WHO endorses using Ebola survivors' blood to help infected patients
With limited vaccine supply still months away, officials approve transfusing blood of those who've beaten the disease in West Africa

As medical researchers struggle to produce desperately needed drugs to fight the Ebola outbreak, the World Health Organisation endorsed an old-school remedy that is already abundant in Africa - the blood of people who have survived the infection.
Health officials acknowledged that their support for blood transfusions was motivated by emotion as well as by science. Limited quantities of a tested vaccine will not be available until November at the earliest, and stocks of experimental drugs such as ZMapp may not be ready until next year.

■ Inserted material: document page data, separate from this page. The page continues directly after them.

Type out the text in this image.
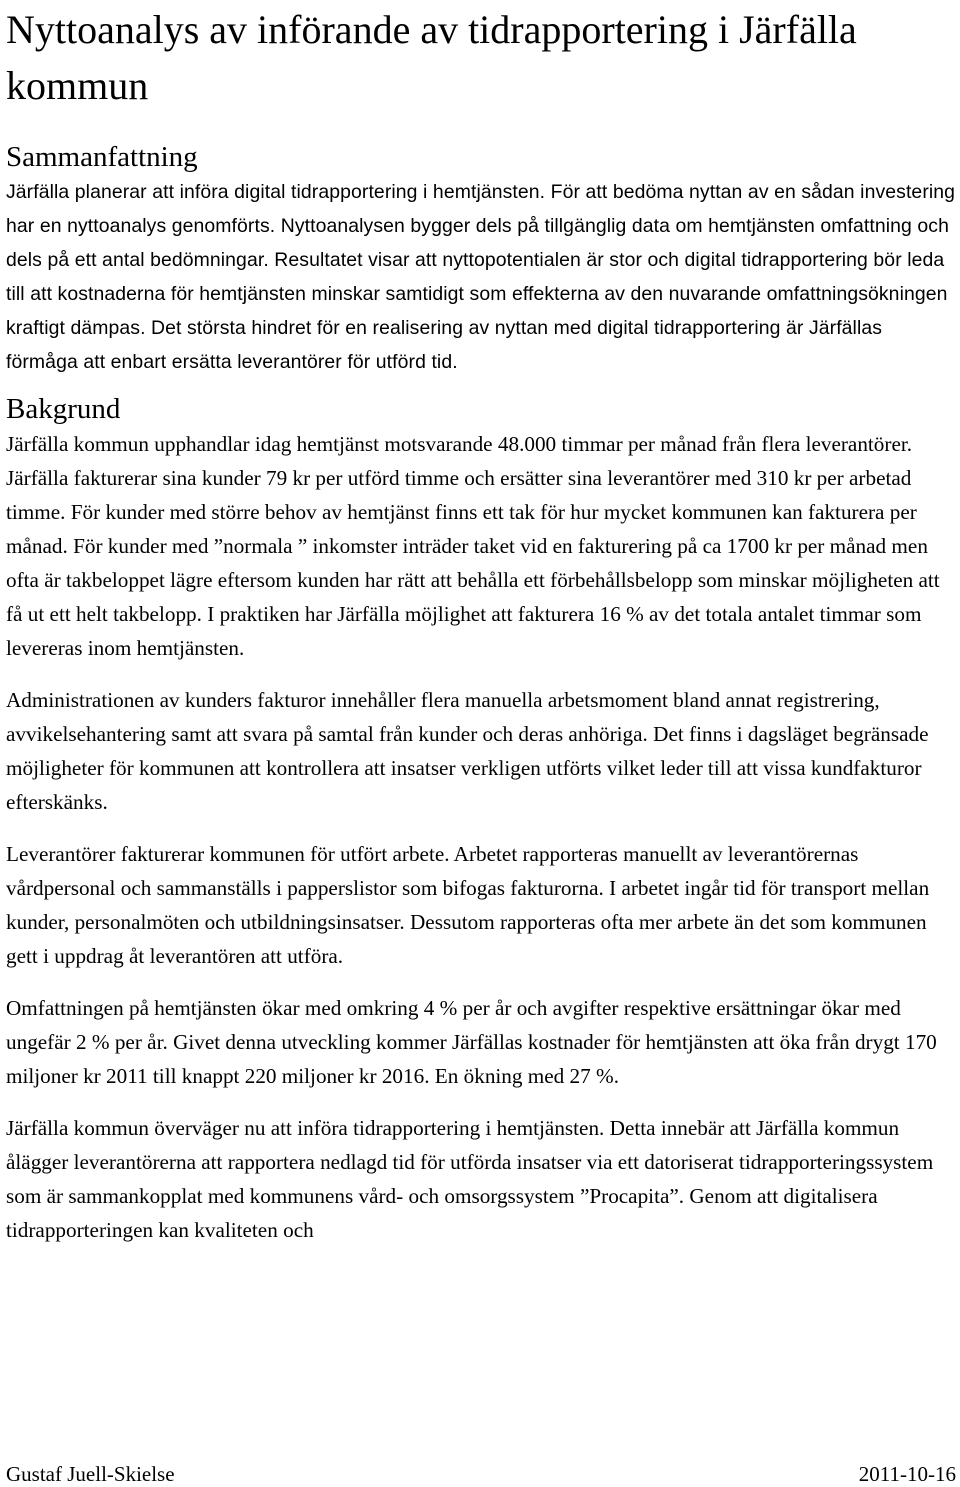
Nyttoanalys av införande av tidrapportering i Järfälla kommun
Sammanfattning

Järfälla planerar att införa digital tidrapportering i hemtjänsten. För att bedöma nyttan av en sådan investering har en nyttoanalys genomförts. Nyttoanalysen bygger dels på tillgänglig data om hemtjänsten omfattning och dels på ett antal bedömningar. Resultatet visar att nyttopotentialen är stor och digital tidrapportering bör leda till att kostnaderna för hemtjänsten minskar samtidigt som effekterna av den nuvarande omfattningsökningen kraftigt dämpas. Det största hindret för en realisering av nyttan med digital tidrapportering är Järfällas förmåga att enbart ersätta leverantörer för utförd tid.

Bakgrund

Järfälla kommun upphandlar idag hemtjänst motsvarande 48.000 timmar per månad från flera leverantörer. Järfälla fakturerar sina kunder 79 kr per utförd timme och ersätter sina leverantörer med 310 kr per arbetad timme. För kunder med större behov av hemtjänst finns ett tak för hur mycket kommunen kan fakturera per månad. För kunder med ”normala ” inkomster inträder taket vid en fakturering på ca 1700 kr per månad men ofta är takbeloppet lägre eftersom kunden har rätt att behålla ett förbehållsbelopp som minskar möjligheten att få ut ett helt takbelopp. I praktiken har Järfälla möjlighet att fakturera 16 % av det totala antalet timmar som levereras inom hemtjänsten.

Administrationen av kunders fakturor innehåller flera manuella arbetsmoment bland annat registrering, avvikelsehantering samt att svara på samtal från kunder och deras anhöriga. Det finns i dagsläget begränsade möjligheter för kommunen att kontrollera att insatser verkligen utförts vilket leder till att vissa kundfakturor efterskänks.

Leverantörer fakturerar kommunen för utfört arbete. Arbetet rapporteras manuellt av leverantörernas vårdpersonal och sammanställs i papperslistor som bifogas fakturorna. I arbetet ingår tid för transport mellan kunder, personalmöten och utbildningsinsatser. Dessutom rapporteras ofta mer arbete än det som kommunen gett i uppdrag åt leverantören att utföra.

Omfattningen på hemtjänsten ökar med omkring 4 % per år och avgifter respektive ersättningar ökar med ungefär 2 % per år. Givet denna utveckling kommer Järfällas kostnader för hemtjänsten att öka från drygt 170 miljoner kr 2011 till knappt 220 miljoner kr 2016. En ökning med 27 %.

Järfälla kommun överväger nu att införa tidrapportering i hemtjänsten. Detta innebär att Järfälla kommun ålägger leverantörerna att rapportera nedlagd tid för utförda insatser via ett datoriserat tidrapporteringssystem som är sammankopplat med kommunens vård- och omsorgssystem ”Procapita”. Genom att digitalisera tidrapporteringen kan kvaliteten och

Gustaf Juell-Skielse	2011-10-16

"One of the things driving fear and panic in communities is the belief that there is no treatment for Ebola," said Marie-Paule Kieny, an assistant director general at the UN's health agency. "We have to change the sense that there is no hope."
But to others, the move looked more like an act of desperation than a decision based on clinical evidence.
"It's an unproven therapy," said Professor Dr William Schaffner, an infectious disease specialist at Vanderbilt University in Nashville in the United States. "It should be evaluated critically before we invest huge amounts of money."
The concept behind the transfusions is simple: the blood plasma of those who have recovered from Ebola contains antibodies that were successful in fighting the virus. If these antibodies are pumped into an infected person, they might help the recipient fight the disease.